In addition to increasing the frequency of the signal, the conversions may also increase the amplitude of the signal. In any case, since the transmitted signal contains only a full strength single side band and a greatly attenuated carrier, the amount of energy that is radiated into space is substantially less than would be required for a signal which comprised both side bands and a full strength carrier. In addition, since the intelligence is contained in a phase shifted low frequency signal, the band width of the transmitted signal is quite narrow, permitting more transmissions in a limited spectrum.

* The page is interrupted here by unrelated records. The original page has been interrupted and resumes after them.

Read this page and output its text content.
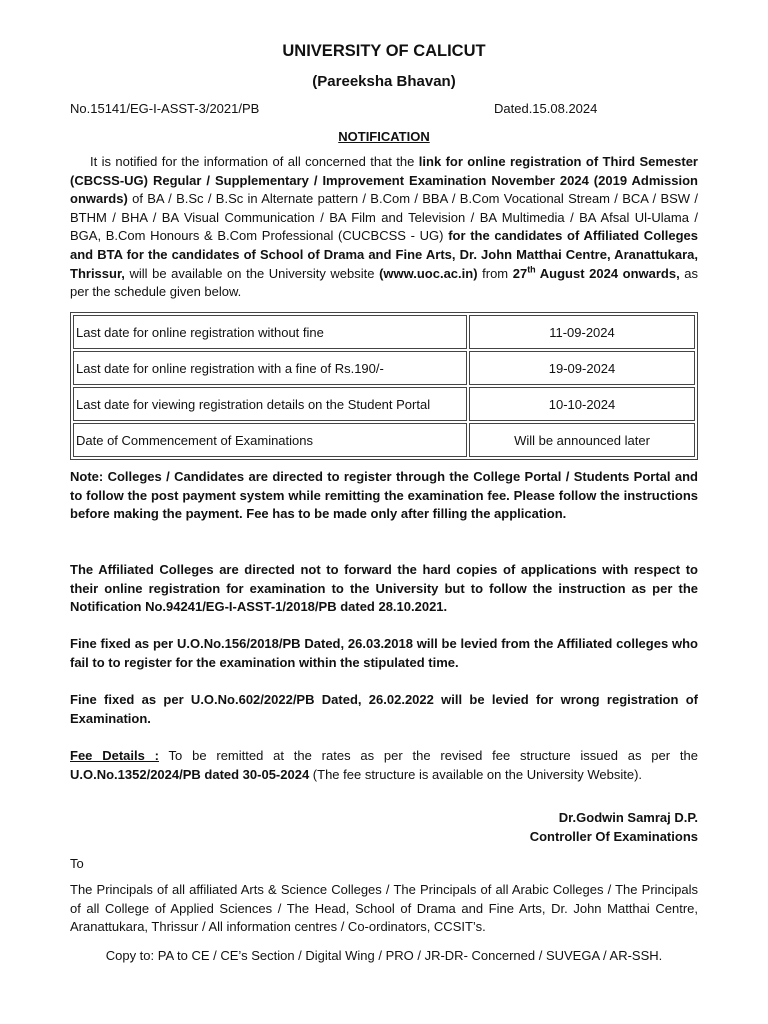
UNIVERSITY OF CALICUT
(Pareeksha Bhavan)
No.15141/EG-I-ASST-3/2021/PB	Dated.15.08.2024
NOTIFICATION
It is notified for the information of all concerned that the link for online registration of Third Semester (CBCSS-UG) Regular / Supplementary / Improvement Examination November 2024 (2019 Admission onwards) of BA / B.Sc / B.Sc in Alternate pattern / B.Com / BBA / B.Com Vocational Stream / BCA / BSW / BTHM / BHA / BA Visual Communication / BA Film and Television / BA Multimedia / BA Afsal Ul-Ulama / BGA, B.Com Honours & B.Com Professional (CUCBCSS - UG) for the candidates of Affiliated Colleges and BTA for the candidates of School of Drama and Fine Arts, Dr. John Matthai Centre, Aranattukara, Thrissur, will be available on the University website (www.uoc.ac.in) from 27th August 2024 onwards, as per the schedule given below.
Last date for online registration without fine	11-09-2024
Last date for online registration with a fine of Rs.190/-	19-09-2024
Last date for viewing registration details on the Student Portal	10-10-2024
Date of Commencement of Examinations	Will be announced later
Note: Colleges / Candidates are directed to register through the College Portal / Students Portal and to follow the post payment system while remitting the examination fee. Please follow the instructions before making the payment. Fee has to be made only after filling the application.
The Affiliated Colleges are directed not to forward the hard copies of applications with respect to their online registration for examination to the University but to follow the instruction as per the Notification No.94241/EG-I-ASST-1/2018/PB dated 28.10.2021.
Fine fixed as per U.O.No.156/2018/PB Dated, 26.03.2018 will be levied from the Affiliated colleges who fail to to register for the examination within the stipulated time.
Fine fixed as per U.O.No.602/2022/PB Dated, 26.02.2022 will be levied for wrong registration of Examination.
Fee Details : To be remitted at the rates as per the revised fee structure issued as per the U.O.No.1352/2024/PB dated 30-05-2024 (The fee structure is available on the University Website).
Dr.Godwin Samraj D.P.
Controller Of Examinations
To
The Principals of all affiliated Arts & Science Colleges / The Principals of all Arabic Colleges / The Principals of all College of Applied Sciences / The Head, School of Drama and Fine Arts, Dr. John Matthai Centre, Aranattukara, Thrissur / All information centres / Co-ordinators, CCSIT’s.
Copy to: PA to CE / CE’s Section / Digital Wing / PRO / JR-DR- Concerned / SUVEGA / AR-SSH.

To demodulate the transmitted signal of the apparatus of FIG. 1, the carrier can be heterodyned with the side band, and the difference signals recovered. This difference signal represents the original intelligence. In the receiver of FIG. 2, the signal radiated from antenna 25 of FIG. 1 is received by a receiving antenna 31 and is transmitted to tuned radio-frequency stages 32. The output of the radio frequency stages 32 is applied to a mixer 33 which also receives the output from an oscillator 39. The multifrequency output from the mixer 33 is amplified in a tuned intermediate frequency (I.F.) amplifier 34 and applied to a second mixer 35 which is supplied also by an oscillator 36. The output from the second mixer 35 is simultaneously applied to two paths, one to a single side band filter 40 and the other to a carrier filter 37. The carrier filter 37 is tuned to the frequency of the transmitted carrier wave and permits only that single frequency signal to pass. The output of the carrier filter 37 is applied to a frequency discriminator 38 which produces an output potential proportional to the deviation of the applied signal from its center frequency for controlling the frequency output of the oscillator 39. The output of the carrier filter 37 is also applied to a demodulator 41 together with the single side band output from the single side band filter 40. The phase modulated sub-carrier recovered in the demodulator 41 is then applied to an arrangement of a frequency multiplier 42 in series with a frequency divider 43 and to one input of a phase discriminator 44. The other input of the phase discriminator 44 is connected to the frequency divider 43. A digital information printer 45 receives the amplitude output from the phase discriminator 44. The arrangement of the frequency multiplier 42, frequency divider 43 and discriminator 44 is illustrated and described in detail in Patent 2,991,354, issued to C. A. Crafts on July 4, 1961.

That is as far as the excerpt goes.